If you care about security vulnerabilities that haven’t been discovered yet, then assessing software is hard. It’s very hard to ever convincingly show that something is free of vulnerabilities. There are tools that will help: static analysis and fuzz testing are the main ones. These take a lot of work to use. For high-profile software, however, there’s an easy test to apply first. The Mitre Common Vulnerabilities and Exposures List tracks publicly-disclosed security vulnerabilities, what software they were in, when they were discovered, and how severe they were. If a piece of software has had vulnerabilities discovered recently, it probably has more that haven’t been discovered yet. You can search it here.
This suggests a simple metric: CVEs per year. This is a negative filter; it can show that software is unfit for high-security applications, but can’t show the reverse, because a lack of reported vulnerabilities could just be the result of a lack of attention.
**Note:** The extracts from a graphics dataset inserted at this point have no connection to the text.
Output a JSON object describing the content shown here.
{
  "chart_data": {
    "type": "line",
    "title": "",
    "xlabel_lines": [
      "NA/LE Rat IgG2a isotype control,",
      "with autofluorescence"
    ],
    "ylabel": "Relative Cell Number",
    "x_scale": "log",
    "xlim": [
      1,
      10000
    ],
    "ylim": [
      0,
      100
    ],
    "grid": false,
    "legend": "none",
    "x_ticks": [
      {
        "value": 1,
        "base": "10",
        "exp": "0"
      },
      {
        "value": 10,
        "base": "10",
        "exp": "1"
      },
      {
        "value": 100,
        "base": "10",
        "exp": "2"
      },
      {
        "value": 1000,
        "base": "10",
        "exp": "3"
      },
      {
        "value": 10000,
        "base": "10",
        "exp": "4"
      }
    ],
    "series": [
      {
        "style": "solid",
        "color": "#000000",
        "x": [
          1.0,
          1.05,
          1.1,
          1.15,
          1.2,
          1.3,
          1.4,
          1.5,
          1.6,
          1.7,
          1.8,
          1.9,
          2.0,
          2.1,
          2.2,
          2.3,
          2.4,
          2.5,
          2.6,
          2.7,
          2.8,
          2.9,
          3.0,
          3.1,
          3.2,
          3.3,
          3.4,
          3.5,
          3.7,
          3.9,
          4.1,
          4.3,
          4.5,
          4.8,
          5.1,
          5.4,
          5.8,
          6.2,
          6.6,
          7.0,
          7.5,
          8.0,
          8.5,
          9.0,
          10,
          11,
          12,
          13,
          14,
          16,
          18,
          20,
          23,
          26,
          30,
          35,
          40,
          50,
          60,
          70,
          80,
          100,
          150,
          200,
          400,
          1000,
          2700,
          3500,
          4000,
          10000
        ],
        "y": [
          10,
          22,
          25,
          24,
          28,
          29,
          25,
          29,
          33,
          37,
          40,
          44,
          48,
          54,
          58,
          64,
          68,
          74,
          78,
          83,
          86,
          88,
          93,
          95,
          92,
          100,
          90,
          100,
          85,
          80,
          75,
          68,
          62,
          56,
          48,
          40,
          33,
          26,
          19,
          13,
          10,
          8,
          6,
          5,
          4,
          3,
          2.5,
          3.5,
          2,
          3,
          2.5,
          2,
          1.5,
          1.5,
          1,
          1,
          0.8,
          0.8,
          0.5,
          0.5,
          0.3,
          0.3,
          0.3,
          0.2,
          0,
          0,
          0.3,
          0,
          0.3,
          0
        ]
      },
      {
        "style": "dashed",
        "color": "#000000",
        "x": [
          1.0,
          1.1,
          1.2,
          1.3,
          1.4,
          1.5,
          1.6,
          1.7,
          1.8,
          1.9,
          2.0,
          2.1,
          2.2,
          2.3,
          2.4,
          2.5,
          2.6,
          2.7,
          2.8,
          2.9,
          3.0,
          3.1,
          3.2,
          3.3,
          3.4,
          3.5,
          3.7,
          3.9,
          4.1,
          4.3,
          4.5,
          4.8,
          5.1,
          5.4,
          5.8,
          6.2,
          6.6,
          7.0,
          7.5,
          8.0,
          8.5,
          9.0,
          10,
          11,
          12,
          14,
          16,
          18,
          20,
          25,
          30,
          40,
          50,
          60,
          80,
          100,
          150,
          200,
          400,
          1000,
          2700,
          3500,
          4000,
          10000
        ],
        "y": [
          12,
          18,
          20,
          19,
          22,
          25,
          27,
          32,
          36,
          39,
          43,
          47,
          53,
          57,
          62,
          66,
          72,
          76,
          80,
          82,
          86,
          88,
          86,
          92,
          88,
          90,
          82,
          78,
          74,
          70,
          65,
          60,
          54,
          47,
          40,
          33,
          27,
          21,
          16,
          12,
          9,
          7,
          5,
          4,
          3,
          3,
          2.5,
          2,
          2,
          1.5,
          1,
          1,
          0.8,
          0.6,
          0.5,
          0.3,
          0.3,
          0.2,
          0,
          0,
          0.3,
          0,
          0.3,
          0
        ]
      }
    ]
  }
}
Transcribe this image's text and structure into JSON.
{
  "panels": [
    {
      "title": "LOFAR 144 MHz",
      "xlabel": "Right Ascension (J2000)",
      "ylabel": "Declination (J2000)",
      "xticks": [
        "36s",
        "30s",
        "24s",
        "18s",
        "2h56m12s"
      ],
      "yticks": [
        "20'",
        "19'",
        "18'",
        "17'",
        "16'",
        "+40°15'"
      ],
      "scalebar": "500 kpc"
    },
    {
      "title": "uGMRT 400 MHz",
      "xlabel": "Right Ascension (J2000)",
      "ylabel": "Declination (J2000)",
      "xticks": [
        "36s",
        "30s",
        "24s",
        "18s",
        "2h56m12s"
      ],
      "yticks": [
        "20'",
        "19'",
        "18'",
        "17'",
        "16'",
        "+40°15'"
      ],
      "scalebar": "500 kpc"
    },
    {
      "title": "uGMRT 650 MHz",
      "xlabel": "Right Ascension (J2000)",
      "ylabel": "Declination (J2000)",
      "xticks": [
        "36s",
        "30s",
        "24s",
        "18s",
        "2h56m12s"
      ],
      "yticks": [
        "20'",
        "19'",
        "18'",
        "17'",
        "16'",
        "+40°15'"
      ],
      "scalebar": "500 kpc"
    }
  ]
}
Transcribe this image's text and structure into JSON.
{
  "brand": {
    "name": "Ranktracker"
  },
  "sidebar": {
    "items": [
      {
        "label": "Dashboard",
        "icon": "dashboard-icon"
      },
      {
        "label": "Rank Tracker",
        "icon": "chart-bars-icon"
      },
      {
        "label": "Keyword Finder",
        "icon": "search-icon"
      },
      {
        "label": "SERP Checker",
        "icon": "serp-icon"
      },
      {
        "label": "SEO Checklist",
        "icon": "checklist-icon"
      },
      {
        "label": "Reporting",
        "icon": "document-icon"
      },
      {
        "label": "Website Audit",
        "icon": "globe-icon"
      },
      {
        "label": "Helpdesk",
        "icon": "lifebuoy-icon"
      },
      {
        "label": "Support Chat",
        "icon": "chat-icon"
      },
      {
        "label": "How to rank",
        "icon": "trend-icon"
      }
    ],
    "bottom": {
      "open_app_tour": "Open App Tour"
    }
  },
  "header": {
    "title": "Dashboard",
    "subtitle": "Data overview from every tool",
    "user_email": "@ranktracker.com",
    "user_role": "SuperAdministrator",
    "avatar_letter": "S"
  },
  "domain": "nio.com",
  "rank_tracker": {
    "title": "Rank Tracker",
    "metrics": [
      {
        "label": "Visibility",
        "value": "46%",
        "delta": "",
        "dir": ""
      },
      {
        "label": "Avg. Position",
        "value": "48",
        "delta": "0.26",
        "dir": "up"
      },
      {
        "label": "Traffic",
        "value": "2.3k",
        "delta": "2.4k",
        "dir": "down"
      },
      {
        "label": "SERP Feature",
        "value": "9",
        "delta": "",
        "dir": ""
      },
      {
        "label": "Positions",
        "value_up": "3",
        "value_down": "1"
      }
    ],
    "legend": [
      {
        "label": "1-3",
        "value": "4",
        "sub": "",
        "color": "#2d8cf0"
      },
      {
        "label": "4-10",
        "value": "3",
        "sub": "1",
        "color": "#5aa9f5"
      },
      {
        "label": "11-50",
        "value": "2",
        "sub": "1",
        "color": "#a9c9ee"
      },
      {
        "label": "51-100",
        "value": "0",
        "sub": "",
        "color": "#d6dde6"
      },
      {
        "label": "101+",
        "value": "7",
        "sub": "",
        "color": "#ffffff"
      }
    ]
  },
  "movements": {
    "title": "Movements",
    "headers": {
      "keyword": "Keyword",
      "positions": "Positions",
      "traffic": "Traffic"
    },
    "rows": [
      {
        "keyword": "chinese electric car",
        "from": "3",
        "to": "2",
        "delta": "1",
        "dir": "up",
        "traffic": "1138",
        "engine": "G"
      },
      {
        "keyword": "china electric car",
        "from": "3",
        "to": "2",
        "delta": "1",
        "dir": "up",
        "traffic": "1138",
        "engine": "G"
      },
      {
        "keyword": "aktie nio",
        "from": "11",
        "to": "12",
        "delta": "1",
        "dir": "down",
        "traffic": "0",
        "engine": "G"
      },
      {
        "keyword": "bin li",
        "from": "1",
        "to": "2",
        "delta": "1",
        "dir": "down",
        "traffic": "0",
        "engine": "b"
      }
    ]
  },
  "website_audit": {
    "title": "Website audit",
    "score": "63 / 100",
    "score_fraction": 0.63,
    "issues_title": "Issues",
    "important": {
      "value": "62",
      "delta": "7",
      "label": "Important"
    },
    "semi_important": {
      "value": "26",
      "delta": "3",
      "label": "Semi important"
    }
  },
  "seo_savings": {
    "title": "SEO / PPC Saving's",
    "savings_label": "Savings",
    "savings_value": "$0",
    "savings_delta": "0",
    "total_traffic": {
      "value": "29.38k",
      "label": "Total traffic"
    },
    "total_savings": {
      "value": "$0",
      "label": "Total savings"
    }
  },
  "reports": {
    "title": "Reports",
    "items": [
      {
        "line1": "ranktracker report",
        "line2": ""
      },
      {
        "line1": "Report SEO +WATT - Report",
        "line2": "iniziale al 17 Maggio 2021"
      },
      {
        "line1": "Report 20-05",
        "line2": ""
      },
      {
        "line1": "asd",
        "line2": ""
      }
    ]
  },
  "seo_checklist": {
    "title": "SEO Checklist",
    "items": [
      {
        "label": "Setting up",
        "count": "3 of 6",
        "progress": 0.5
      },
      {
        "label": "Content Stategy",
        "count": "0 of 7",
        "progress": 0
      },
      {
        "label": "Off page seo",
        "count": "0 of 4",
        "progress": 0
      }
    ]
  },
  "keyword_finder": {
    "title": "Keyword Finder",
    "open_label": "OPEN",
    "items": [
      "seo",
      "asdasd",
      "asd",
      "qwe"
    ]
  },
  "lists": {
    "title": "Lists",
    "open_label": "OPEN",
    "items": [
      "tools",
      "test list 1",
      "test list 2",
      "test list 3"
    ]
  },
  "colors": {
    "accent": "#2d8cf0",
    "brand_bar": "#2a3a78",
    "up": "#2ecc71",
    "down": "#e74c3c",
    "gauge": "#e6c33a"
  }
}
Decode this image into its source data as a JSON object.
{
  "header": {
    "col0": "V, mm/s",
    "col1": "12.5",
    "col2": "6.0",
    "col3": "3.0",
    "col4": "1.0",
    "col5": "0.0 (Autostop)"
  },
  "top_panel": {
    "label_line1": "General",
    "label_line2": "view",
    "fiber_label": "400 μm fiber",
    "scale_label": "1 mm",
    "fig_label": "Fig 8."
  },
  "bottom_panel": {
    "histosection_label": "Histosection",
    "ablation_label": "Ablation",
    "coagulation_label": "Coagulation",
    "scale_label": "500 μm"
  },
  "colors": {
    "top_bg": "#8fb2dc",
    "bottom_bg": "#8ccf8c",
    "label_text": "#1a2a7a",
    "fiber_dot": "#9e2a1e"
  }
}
With that in mind, here are results for a few important pieces of software. Note that 2015 is only half a year so far (less when you account for publication delays), and the counting process I used is slightly error-prone.
VirtualBox: 3 in 2015, 20 in 2014
VMWare Fusion: 1 in 2015, 3 in 2014, 2 in 2013, 5 in 2012, 21 in 2011-2008
Linux seccomp: 1 each in 2009, 2014, 2015
Linux kernel: 15 in 2015 (at least a few of which would break seccomp but don’t mention it by name)
Firefox: 52 in 2015
Google Chrome: 59 in 2015
Windows 8: 56 in 2015
If things were going well, this would flip from “vulnerabilities per year” to “years per vulnerability”. We have a long way to go.